Right To Privacy:
A Judge of the Madras High Court has said that a recent order passed by another judge of the same court, mandating the installation of CCTV cameras inside spas [massage and therapy centres], appears to run counter to the Supreme Court’s landmark judgement in K.S. Puttaswamy case (2017).
- In this case, the Supreme Court declared that the right to life and personal liberty guaranteed in Article 21 also implicitly includes a right to privacy.
Right to Privacy
- Generally understood that privacy is synonymous with the right to be let alone.
- The Supreme Court described privacy and its importance in the landmark decision of K.S. Puttaswamy v. Union of India in 2017.
- The right to privacy is protected as an intrinsic part of the right to life and personal liberty under Article 21 and as a part of the freedoms guaranteed by Part III of the Constitution.

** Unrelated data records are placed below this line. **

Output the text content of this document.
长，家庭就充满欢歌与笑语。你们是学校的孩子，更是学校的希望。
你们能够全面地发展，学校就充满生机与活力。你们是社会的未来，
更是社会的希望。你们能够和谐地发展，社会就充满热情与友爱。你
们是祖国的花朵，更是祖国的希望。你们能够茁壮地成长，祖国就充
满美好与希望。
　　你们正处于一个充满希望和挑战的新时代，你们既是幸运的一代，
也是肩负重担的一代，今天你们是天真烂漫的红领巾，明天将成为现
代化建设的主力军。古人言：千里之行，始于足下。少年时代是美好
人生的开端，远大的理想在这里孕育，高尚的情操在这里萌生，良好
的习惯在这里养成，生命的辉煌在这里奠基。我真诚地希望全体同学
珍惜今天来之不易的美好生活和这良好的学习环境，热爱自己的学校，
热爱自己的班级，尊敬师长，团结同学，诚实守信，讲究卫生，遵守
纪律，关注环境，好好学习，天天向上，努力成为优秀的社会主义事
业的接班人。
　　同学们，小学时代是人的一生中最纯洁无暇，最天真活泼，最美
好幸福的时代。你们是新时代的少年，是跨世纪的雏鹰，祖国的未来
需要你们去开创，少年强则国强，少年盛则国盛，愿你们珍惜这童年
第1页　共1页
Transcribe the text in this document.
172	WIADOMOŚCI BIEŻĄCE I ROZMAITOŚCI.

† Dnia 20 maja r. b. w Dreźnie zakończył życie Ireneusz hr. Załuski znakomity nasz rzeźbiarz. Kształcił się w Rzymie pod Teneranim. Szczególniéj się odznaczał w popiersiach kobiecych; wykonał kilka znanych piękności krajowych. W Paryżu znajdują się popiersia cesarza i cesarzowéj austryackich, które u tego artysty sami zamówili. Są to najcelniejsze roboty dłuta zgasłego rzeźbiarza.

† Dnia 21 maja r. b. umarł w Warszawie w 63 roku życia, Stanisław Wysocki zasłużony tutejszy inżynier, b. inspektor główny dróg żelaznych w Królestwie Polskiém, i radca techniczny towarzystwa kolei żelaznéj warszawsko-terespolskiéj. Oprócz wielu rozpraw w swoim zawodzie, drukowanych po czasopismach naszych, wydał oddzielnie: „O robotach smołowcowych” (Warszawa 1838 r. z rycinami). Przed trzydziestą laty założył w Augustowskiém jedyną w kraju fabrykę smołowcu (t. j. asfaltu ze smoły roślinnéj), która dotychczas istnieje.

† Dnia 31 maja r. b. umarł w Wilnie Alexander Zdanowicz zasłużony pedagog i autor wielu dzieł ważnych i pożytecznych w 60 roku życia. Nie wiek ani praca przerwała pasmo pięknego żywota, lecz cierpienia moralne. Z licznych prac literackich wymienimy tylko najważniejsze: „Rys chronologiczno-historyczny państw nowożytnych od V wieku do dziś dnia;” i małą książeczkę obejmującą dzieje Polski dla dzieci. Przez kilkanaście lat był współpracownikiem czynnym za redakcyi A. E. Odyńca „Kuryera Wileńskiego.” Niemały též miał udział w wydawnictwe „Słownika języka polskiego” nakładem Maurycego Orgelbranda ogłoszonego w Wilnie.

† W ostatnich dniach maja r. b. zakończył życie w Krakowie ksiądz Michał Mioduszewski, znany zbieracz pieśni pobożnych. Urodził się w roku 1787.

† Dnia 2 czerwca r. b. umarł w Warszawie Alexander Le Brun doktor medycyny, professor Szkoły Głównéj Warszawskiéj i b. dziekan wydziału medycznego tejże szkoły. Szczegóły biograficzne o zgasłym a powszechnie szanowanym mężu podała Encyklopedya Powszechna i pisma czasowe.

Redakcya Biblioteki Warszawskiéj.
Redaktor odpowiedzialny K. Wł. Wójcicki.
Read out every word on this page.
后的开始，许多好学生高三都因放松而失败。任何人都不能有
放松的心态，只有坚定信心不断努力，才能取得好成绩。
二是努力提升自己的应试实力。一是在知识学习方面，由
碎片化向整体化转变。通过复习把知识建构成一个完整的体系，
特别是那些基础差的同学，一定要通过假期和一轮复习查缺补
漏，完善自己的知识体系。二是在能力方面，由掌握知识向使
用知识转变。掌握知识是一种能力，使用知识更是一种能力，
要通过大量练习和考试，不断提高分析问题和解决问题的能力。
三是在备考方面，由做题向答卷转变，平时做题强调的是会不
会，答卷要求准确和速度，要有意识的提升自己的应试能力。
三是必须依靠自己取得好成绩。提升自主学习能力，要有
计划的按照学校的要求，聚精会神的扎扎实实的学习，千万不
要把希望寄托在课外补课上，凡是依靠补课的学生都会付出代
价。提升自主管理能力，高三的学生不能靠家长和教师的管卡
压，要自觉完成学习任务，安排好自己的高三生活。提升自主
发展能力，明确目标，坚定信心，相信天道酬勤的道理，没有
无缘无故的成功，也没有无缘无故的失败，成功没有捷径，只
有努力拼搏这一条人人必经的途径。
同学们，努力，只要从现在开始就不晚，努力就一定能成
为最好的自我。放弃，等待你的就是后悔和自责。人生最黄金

- The Puttaswamy judgement holds that the right to privacy is protected as a fundamental constitutional right under Articles 14, 19 and 21 of the Constitution of India.
Restrictions (as stated in the Judgement):
- The right may be restricted only by state action that passes each of the three tests:
- First, such state action must have a legislative mandate.
- Second, it must be pursuing a legitimate state purpose, and
- Third, it must be proportionate i.e., such state action- both in its nature and extent, must be necessary in a democratic society and the action ought to be the least intrusive of the available alternatives to accomplish the ends.